John Lane’s creative center has always been poetry though he has become more widely know in the past decade for his environmental narratives such as Waist Deep in Black Water, Chattooga, and Circling Home. In 1995, with the publication by New Native Press of Against Information & Other Poems, Lane’s poems were hailed on the front page of Small Press Review as “a fearless celebration of the materials of words...a sign of hope...” “Against Information,” the title poem of that collection, has been mistaken for an advertisement, widely praised both nationally and internationally in
reviews, scripted into an independent video, and featured on Canadian Public Radio’s popular news program As it Happens.

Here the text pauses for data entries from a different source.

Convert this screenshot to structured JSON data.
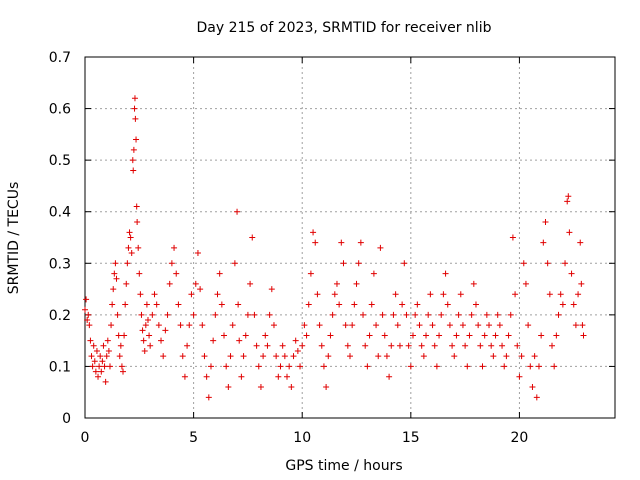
{
  "chart_data": {
    "type": "scatter",
    "title": "Day 215 of 2023, SRMTID for receiver nlib",
    "xlabel": "GPS time / hours",
    "ylabel": "SRMTID / TECUs",
    "xlim": [
      0,
      24.4
    ],
    "ylim": [
      0,
      0.7
    ],
    "x_ticks": [
      0,
      5,
      10,
      15,
      20
    ],
    "x_tick_labels": [
      "0",
      "5",
      "10",
      "15",
      "20"
    ],
    "y_ticks": [
      0,
      0.1,
      0.2,
      0.3,
      0.4,
      0.5,
      0.6,
      0.7
    ],
    "y_tick_labels": [
      "0",
      "0.1",
      "0.2",
      "0.3",
      "0.4",
      "0.5",
      "0.6",
      "0.7"
    ],
    "grid": true,
    "marker": "plus",
    "color": "#e00000",
    "series": [
      {
        "name": "SRMTID",
        "points": [
          [
            0.0,
            0.21
          ],
          [
            0.05,
            0.23
          ],
          [
            0.1,
            0.19
          ],
          [
            0.15,
            0.2
          ],
          [
            0.2,
            0.18
          ],
          [
            0.25,
            0.15
          ],
          [
            0.3,
            0.12
          ],
          [
            0.35,
            0.1
          ],
          [
            0.4,
            0.14
          ],
          [
            0.45,
            0.11
          ],
          [
            0.5,
            0.09
          ],
          [
            0.55,
            0.13
          ],
          [
            0.6,
            0.08
          ],
          [
            0.65,
            0.1
          ],
          [
            0.7,
            0.12
          ],
          [
            0.75,
            0.09
          ],
          [
            0.8,
            0.11
          ],
          [
            0.85,
            0.14
          ],
          [
            0.9,
            0.1
          ],
          [
            0.95,
            0.07
          ],
          [
            1.0,
            0.12
          ],
          [
            1.05,
            0.15
          ],
          [
            1.1,
            0.13
          ],
          [
            1.15,
            0.1
          ],
          [
            1.2,
            0.18
          ],
          [
            1.25,
            0.22
          ],
          [
            1.3,
            0.25
          ],
          [
            1.35,
            0.28
          ],
          [
            1.4,
            0.3
          ],
          [
            1.45,
            0.27
          ],
          [
            1.5,
            0.2
          ],
          [
            1.55,
            0.16
          ],
          [
            1.6,
            0.12
          ],
          [
            1.65,
            0.14
          ],
          [
            1.7,
            0.1
          ],
          [
            1.75,
            0.09
          ],
          [
            1.8,
            0.16
          ],
          [
            1.85,
            0.22
          ],
          [
            1.9,
            0.26
          ],
          [
            1.95,
            0.3
          ],
          [
            2.0,
            0.33
          ],
          [
            2.05,
            0.36
          ],
          [
            2.1,
            0.35
          ],
          [
            2.15,
            0.32
          ],
          [
            2.2,
            0.5
          ],
          [
            2.22,
            0.48
          ],
          [
            2.25,
            0.52
          ],
          [
            2.28,
            0.6
          ],
          [
            2.3,
            0.62
          ],
          [
            2.32,
            0.58
          ],
          [
            2.35,
            0.54
          ],
          [
            2.38,
            0.41
          ],
          [
            2.4,
            0.38
          ],
          [
            2.45,
            0.33
          ],
          [
            2.5,
            0.28
          ],
          [
            2.55,
            0.24
          ],
          [
            2.6,
            0.2
          ],
          [
            2.65,
            0.17
          ],
          [
            2.7,
            0.15
          ],
          [
            2.75,
            0.13
          ],
          [
            2.8,
            0.18
          ],
          [
            2.85,
            0.22
          ],
          [
            2.9,
            0.19
          ],
          [
            2.95,
            0.16
          ],
          [
            3.0,
            0.14
          ],
          [
            3.1,
            0.2
          ],
          [
            3.2,
            0.24
          ],
          [
            3.3,
            0.22
          ],
          [
            3.4,
            0.18
          ],
          [
            3.5,
            0.15
          ],
          [
            3.6,
            0.12
          ],
          [
            3.7,
            0.17
          ],
          [
            3.8,
            0.2
          ],
          [
            3.9,
            0.26
          ],
          [
            4.0,
            0.3
          ],
          [
            4.1,
            0.33
          ],
          [
            4.2,
            0.28
          ],
          [
            4.3,
            0.22
          ],
          [
            4.4,
            0.18
          ],
          [
            4.5,
            0.12
          ],
          [
            4.6,
            0.08
          ],
          [
            4.7,
            0.14
          ],
          [
            4.8,
            0.18
          ],
          [
            4.9,
            0.24
          ],
          [
            5.0,
            0.2
          ],
          [
            5.1,
            0.26
          ],
          [
            5.2,
            0.32
          ],
          [
            5.3,
            0.25
          ],
          [
            5.4,
            0.18
          ],
          [
            5.5,
            0.12
          ],
          [
            5.6,
            0.08
          ],
          [
            5.7,
            0.04
          ],
          [
            5.8,
            0.1
          ],
          [
            5.9,
            0.15
          ],
          [
            6.0,
            0.2
          ],
          [
            6.1,
            0.24
          ],
          [
            6.2,
            0.28
          ],
          [
            6.3,
            0.22
          ],
          [
            6.4,
            0.16
          ],
          [
            6.5,
            0.1
          ],
          [
            6.6,
            0.06
          ],
          [
            6.7,
            0.12
          ],
          [
            6.8,
            0.18
          ],
          [
            6.9,
            0.3
          ],
          [
            7.0,
            0.4
          ],
          [
            7.05,
            0.22
          ],
          [
            7.1,
            0.15
          ],
          [
            7.2,
            0.08
          ],
          [
            7.3,
            0.12
          ],
          [
            7.4,
            0.16
          ],
          [
            7.5,
            0.2
          ],
          [
            7.6,
            0.26
          ],
          [
            7.7,
            0.35
          ],
          [
            7.8,
            0.2
          ],
          [
            7.9,
            0.14
          ],
          [
            8.0,
            0.1
          ],
          [
            8.1,
            0.06
          ],
          [
            8.2,
            0.12
          ],
          [
            8.3,
            0.16
          ],
          [
            8.4,
            0.14
          ],
          [
            8.5,
            0.2
          ],
          [
            8.6,
            0.25
          ],
          [
            8.7,
            0.18
          ],
          [
            8.8,
            0.12
          ],
          [
            8.9,
            0.08
          ],
          [
            9.0,
            0.1
          ],
          [
            9.1,
            0.14
          ],
          [
            9.2,
            0.12
          ],
          [
            9.3,
            0.08
          ],
          [
            9.4,
            0.1
          ],
          [
            9.5,
            0.06
          ],
          [
            9.6,
            0.12
          ],
          [
            9.7,
            0.15
          ],
          [
            9.8,
            0.13
          ],
          [
            9.9,
            0.1
          ],
          [
            10.0,
            0.14
          ],
          [
            10.1,
            0.18
          ],
          [
            10.2,
            0.16
          ],
          [
            10.3,
            0.22
          ],
          [
            10.4,
            0.28
          ],
          [
            10.5,
            0.36
          ],
          [
            10.6,
            0.34
          ],
          [
            10.7,
            0.24
          ],
          [
            10.8,
            0.18
          ],
          [
            10.9,
            0.14
          ],
          [
            11.0,
            0.1
          ],
          [
            11.1,
            0.06
          ],
          [
            11.2,
            0.12
          ],
          [
            11.3,
            0.16
          ],
          [
            11.4,
            0.2
          ],
          [
            11.5,
            0.24
          ],
          [
            11.6,
            0.26
          ],
          [
            11.7,
            0.22
          ],
          [
            11.8,
            0.34
          ],
          [
            11.9,
            0.3
          ],
          [
            12.0,
            0.18
          ],
          [
            12.1,
            0.14
          ],
          [
            12.2,
            0.12
          ],
          [
            12.3,
            0.18
          ],
          [
            12.4,
            0.22
          ],
          [
            12.5,
            0.26
          ],
          [
            12.6,
            0.3
          ],
          [
            12.7,
            0.34
          ],
          [
            12.8,
            0.2
          ],
          [
            12.9,
            0.14
          ],
          [
            13.0,
            0.1
          ],
          [
            13.1,
            0.16
          ],
          [
            13.2,
            0.22
          ],
          [
            13.3,
            0.28
          ],
          [
            13.4,
            0.18
          ],
          [
            13.5,
            0.12
          ],
          [
            13.6,
            0.33
          ],
          [
            13.7,
            0.2
          ],
          [
            13.8,
            0.16
          ],
          [
            13.9,
            0.12
          ],
          [
            14.0,
            0.08
          ],
          [
            14.1,
            0.14
          ],
          [
            14.2,
            0.2
          ],
          [
            14.3,
            0.24
          ],
          [
            14.4,
            0.18
          ],
          [
            14.5,
            0.14
          ],
          [
            14.6,
            0.22
          ],
          [
            14.7,
            0.3
          ],
          [
            14.8,
            0.2
          ],
          [
            14.9,
            0.14
          ],
          [
            15.0,
            0.1
          ],
          [
            15.1,
            0.16
          ],
          [
            15.2,
            0.2
          ],
          [
            15.3,
            0.22
          ],
          [
            15.4,
            0.18
          ],
          [
            15.5,
            0.14
          ],
          [
            15.6,
            0.12
          ],
          [
            15.7,
            0.16
          ],
          [
            15.8,
            0.2
          ],
          [
            15.9,
            0.24
          ],
          [
            16.0,
            0.18
          ],
          [
            16.1,
            0.14
          ],
          [
            16.2,
            0.1
          ],
          [
            16.3,
            0.16
          ],
          [
            16.4,
            0.2
          ],
          [
            16.5,
            0.24
          ],
          [
            16.6,
            0.28
          ],
          [
            16.7,
            0.22
          ],
          [
            16.8,
            0.18
          ],
          [
            16.9,
            0.14
          ],
          [
            17.0,
            0.12
          ],
          [
            17.1,
            0.16
          ],
          [
            17.2,
            0.2
          ],
          [
            17.3,
            0.24
          ],
          [
            17.4,
            0.18
          ],
          [
            17.5,
            0.14
          ],
          [
            17.6,
            0.1
          ],
          [
            17.7,
            0.16
          ],
          [
            17.8,
            0.2
          ],
          [
            17.9,
            0.26
          ],
          [
            18.0,
            0.22
          ],
          [
            18.1,
            0.18
          ],
          [
            18.2,
            0.14
          ],
          [
            18.3,
            0.1
          ],
          [
            18.4,
            0.16
          ],
          [
            18.5,
            0.2
          ],
          [
            18.6,
            0.18
          ],
          [
            18.7,
            0.14
          ],
          [
            18.8,
            0.12
          ],
          [
            18.9,
            0.16
          ],
          [
            19.0,
            0.2
          ],
          [
            19.1,
            0.18
          ],
          [
            19.2,
            0.14
          ],
          [
            19.3,
            0.1
          ],
          [
            19.4,
            0.12
          ],
          [
            19.5,
            0.16
          ],
          [
            19.6,
            0.2
          ],
          [
            19.7,
            0.35
          ],
          [
            19.8,
            0.24
          ],
          [
            19.9,
            0.14
          ],
          [
            20.0,
            0.08
          ],
          [
            20.1,
            0.12
          ],
          [
            20.2,
            0.3
          ],
          [
            20.3,
            0.26
          ],
          [
            20.4,
            0.18
          ],
          [
            20.5,
            0.1
          ],
          [
            20.6,
            0.06
          ],
          [
            20.7,
            0.12
          ],
          [
            20.8,
            0.04
          ],
          [
            20.9,
            0.1
          ],
          [
            21.0,
            0.16
          ],
          [
            21.1,
            0.34
          ],
          [
            21.2,
            0.38
          ],
          [
            21.3,
            0.3
          ],
          [
            21.4,
            0.24
          ],
          [
            21.5,
            0.14
          ],
          [
            21.6,
            0.1
          ],
          [
            21.7,
            0.16
          ],
          [
            21.8,
            0.2
          ],
          [
            21.9,
            0.24
          ],
          [
            22.0,
            0.22
          ],
          [
            22.1,
            0.3
          ],
          [
            22.2,
            0.42
          ],
          [
            22.25,
            0.43
          ],
          [
            22.3,
            0.36
          ],
          [
            22.4,
            0.28
          ],
          [
            22.5,
            0.22
          ],
          [
            22.6,
            0.18
          ],
          [
            22.7,
            0.24
          ],
          [
            22.8,
            0.34
          ],
          [
            22.85,
            0.26
          ],
          [
            22.9,
            0.18
          ],
          [
            22.95,
            0.16
          ]
        ]
      }
    ]
  }
}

Now, Abandoned Quarry publishes for the first time in a trade edition Lane’s poems from Quarries, As the World Around us Sleeps, Against Information & Other Poems, The Dead Father Poems, Noble Trees, and other chapbooks, broadsides, and little magazines. Mostly out of print, or simply unavailable except in rare book collections, the selection of poems in Abandoned Quarry shows the growth and fullness of spirit of one of the important Southern poets to emerge in the 1980s.
The poems range in subject matter through relationships, family, nature, improvisational pieces, and even rants about the strangeness of the modern condition. Abandoned Quarry includes much of lane’s published poetry over thirty years plus a selection of new poems.